Ali, escrevendo à mão, em
cadernos de espiral, como um escolar, ele rascunhava um novo conto. Mas como saber
se o que escrevia ainda prestava? Como ter certeza de que, apesar da doença e das
limitações físicas, Adolfo Bioy Casares continuava a ser Adolfo Bioy Casares?
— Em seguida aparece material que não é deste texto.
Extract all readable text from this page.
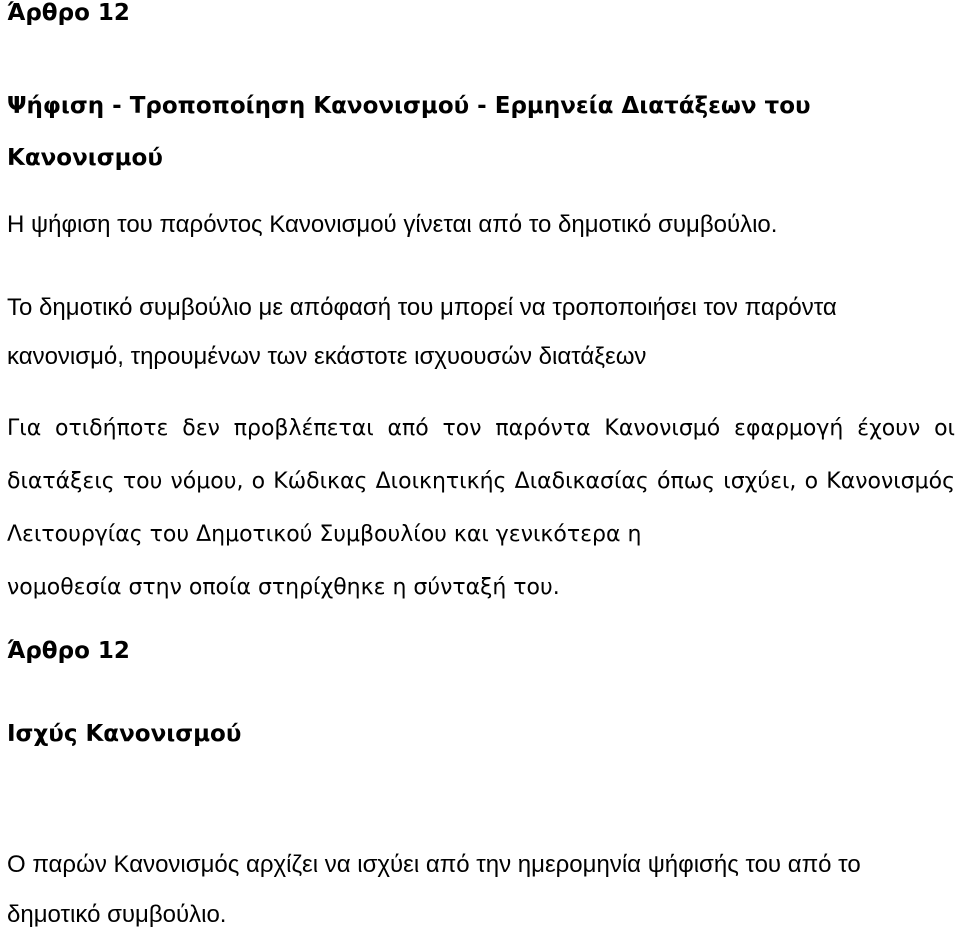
Άρθρο 12
Ψήφιση - Τροποποίηση Κανονισμού - Ερμηνεία Διατάξεων του Κανονισμού

Η ψήφιση του παρόντος Κανονισμού γίνεται από το δημοτικό συμβούλιο.

Το δημοτικό συμβούλιο με απόφασή του μπορεί να τροποποιήσει τον παρόντα κανονισμό, τηρουμένων των εκάστοτε ισχυουσών διατάξεων

Για οτιδήποτε δεν προβλέπεται από τον παρόντα Κανονισμό εφαρμογή έχουν οι διατάξεις του νόμου, ο Κώδικας Διοικητικής Διαδικασίας όπως ισχύει, ο Κανονισμός Λειτουργίας του Δημοτικού Συμβουλίου και γενικότερα η
νομοθεσία στην οποία στηρίχθηκε η σύνταξή του.
Άρθρο 12
Ισχύς Κανονισμού

Ο παρών Κανονισμός αρχίζει να ισχύει από την ημερομηνία ψήφισής του από το δημοτικό συμβούλιο.
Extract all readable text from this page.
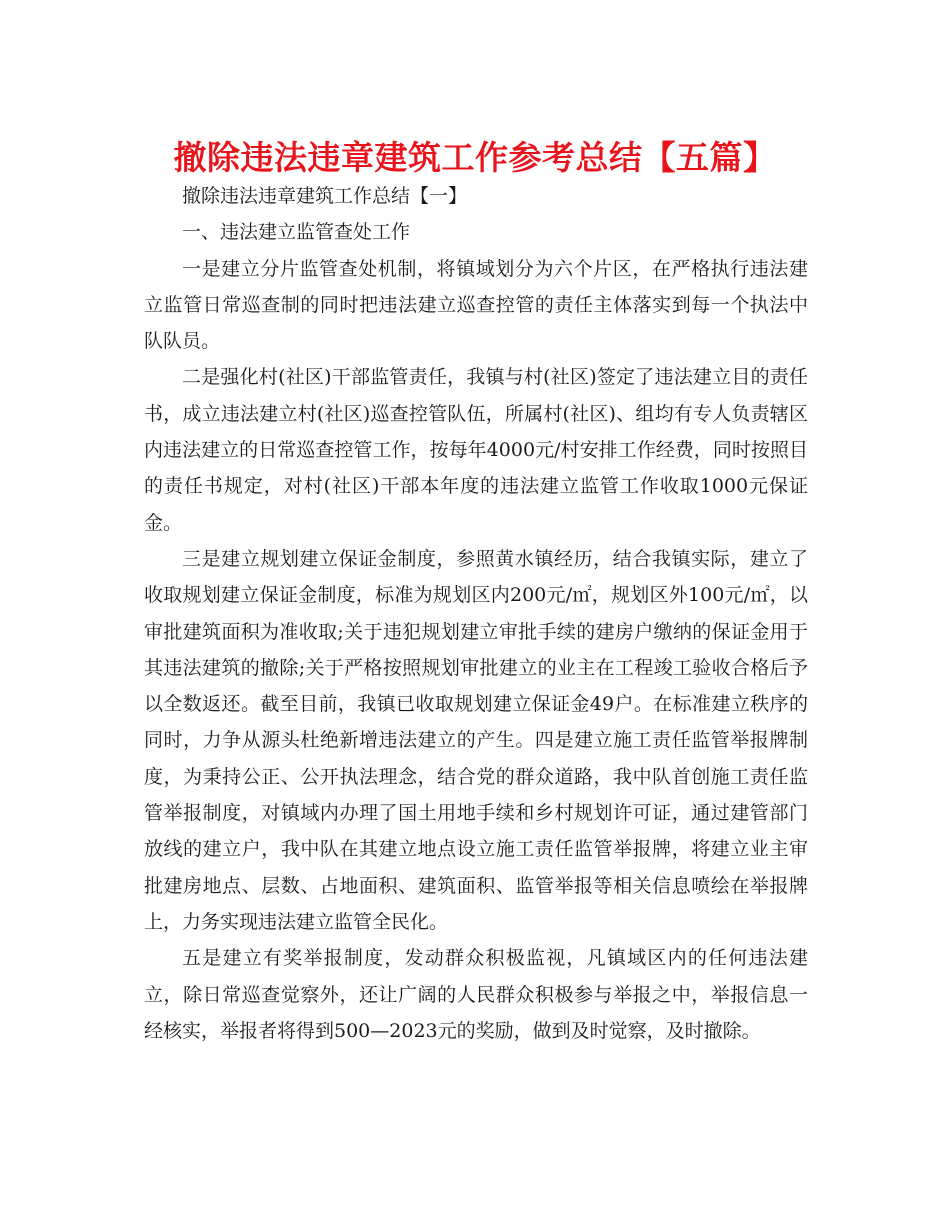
撤除违法违章建筑工作参考总结【五篇】

撤除违法违章建筑工作总结【一】

一、违法建立监管查处工作

一是建立分片监管查处机制，将镇域划分为六个片区，在严格执行违法建立监管日常巡查制的同时把违法建立巡查控管的责任主体落实到每一个执法中队队员。

二是强化村(社区)干部监管责任，我镇与村(社区)签定了违法建立目的责任书，成立违法建立村(社区)巡查控管队伍，所属村(社区)、组均有专人负责辖区内违法建立的日常巡查控管工作，按每年4000元/村安排工作经费，同时按照目的责任书规定，对村(社区)干部本年度的违法建立监管工作收取1000元保证金。

三是建立规划建立保证金制度，参照黄水镇经历，结合我镇实际，建立了收取规划建立保证金制度，标准为规划区内200元/㎡，规划区外100元/㎡，以审批建筑面积为准收取;关于违犯规划建立审批手续的建房户缴纳的保证金用于其违法建筑的撤除;关于严格按照规划审批建立的业主在工程竣工验收合格后予以全数返还。截至目前，我镇已收取规划建立保证金49户。在标准建立秩序的同时，力争从源头杜绝新增违法建立的产生。四是建立施工责任监管举报牌制度，为秉持公正、公开执法理念，结合党的群众道路，我中队首创施工责任监管举报制度，对镇域内办理了国土用地手续和乡村规划许可证，通过建管部门放线的建立户，我中队在其建立地点设立施工责任监管举报牌，将建立业主审批建房地点、层数、占地面积、建筑面积、监管举报等相关信息喷绘在举报牌上，力务实现违法建立监管全民化。

五是建立有奖举报制度，发动群众积极监视，凡镇域区内的任何违法建立，除日常巡查觉察外，还让广阔的人民群众积极参与举报之中，举报信息一经核实，举报者将得到500—2023元的奖励，做到及时觉察，及时撤除。
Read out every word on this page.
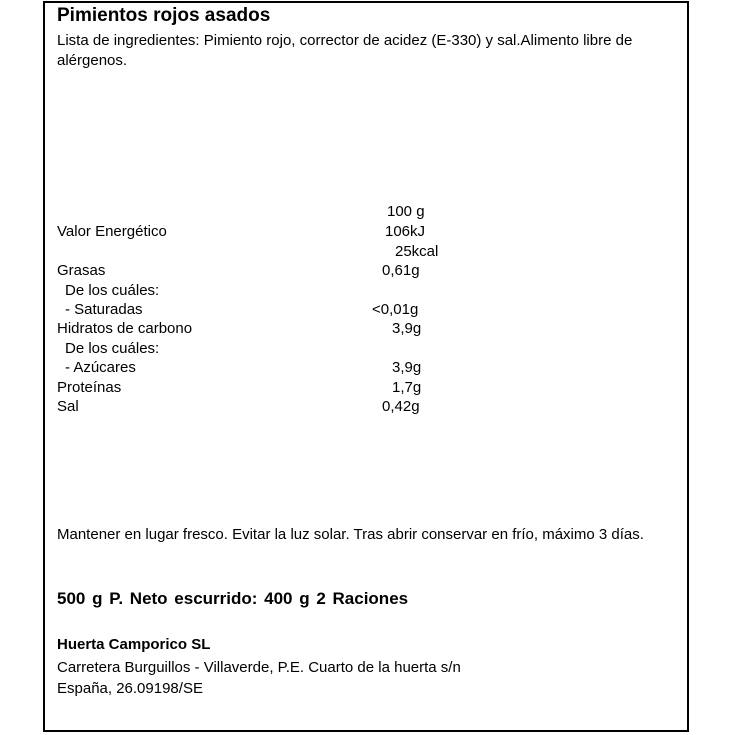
Pimientos rojos asados
Lista de ingredientes: Pimiento rojo, corrector de acidez (E-330) y sal.Alimento libre de alérgenos.
100 g
Valor Energético	106kJ
25kcal
Grasas	0,61g
De los cuáles:
- Saturadas	<0,01g
Hidratos de carbono	3,9g
De los cuáles:
- Azúcares	3,9g
Proteínas	1,7g
Sal	0,42g
Mantener en lugar fresco. Evitar la luz solar. Tras abrir conservar en frío, máximo 3 días.
500 g P. Neto escurrido: 400 g 2 Raciones
Huerta Camporico SL
Carretera Burguillos - Villaverde, P.E. Cuarto de la huerta s/n
España, 26.09198/SE
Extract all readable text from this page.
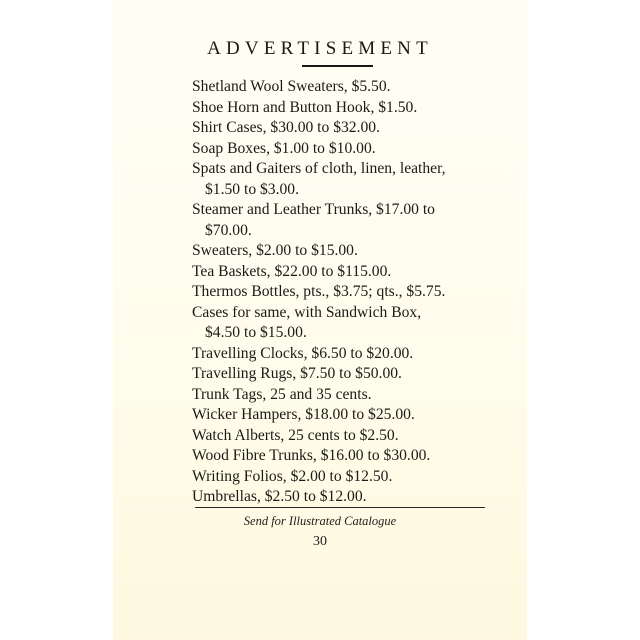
ADVERTISEMENT
Shetland Wool Sweaters, $5.50.
Shoe Horn and Button Hook, $1.50.
Shirt Cases, $30.00 to $32.00.
Soap Boxes, $1.00 to $10.00.
Spats and Gaiters of cloth, linen, leather,
$1.50 to $3.00.
Steamer and Leather Trunks, $17.00 to
$70.00.
Sweaters, $2.00 to $15.00.
Tea Baskets, $22.00 to $115.00.
Thermos Bottles, pts., $3.75; qts., $5.75.
Cases for same, with Sandwich Box,
$4.50 to $15.00.
Travelling Clocks, $6.50 to $20.00.
Travelling Rugs, $7.50 to $50.00.
Trunk Tags, 25 and 35 cents.
Wicker Hampers, $18.00 to $25.00.
Watch Alberts, 25 cents to $2.50.
Wood Fibre Trunks, $16.00 to $30.00.
Writing Folios, $2.00 to $12.50.
Umbrellas, $2.50 to $12.00.
Send for Illustrated Catalogue
30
Nessas horas, em que temia já não ser capaz de fazer o que sempre soube fazer,
Bioy não recorria a nenhum leitor especializado, a nenhum crítico literário de
renome, ou especialista competente - como, nas horas graves, se procura um médico
especialista no fígado, ou nos pulmões. Isso embora tivesse muitos amigos, em
Buenos Aires, que se encaixavam nessas categorias.
Bioy Casares preferia, em vez
deles, os leitores comuns, os leitores "despreparados". Quase sempre,
mulheres, que ele julgava menos dogmáticas e mais abertas ao novo. Ao fim da
manhã, Bioy pegava sua agenda e, ao acaso, escolhia o nome de uma amiga.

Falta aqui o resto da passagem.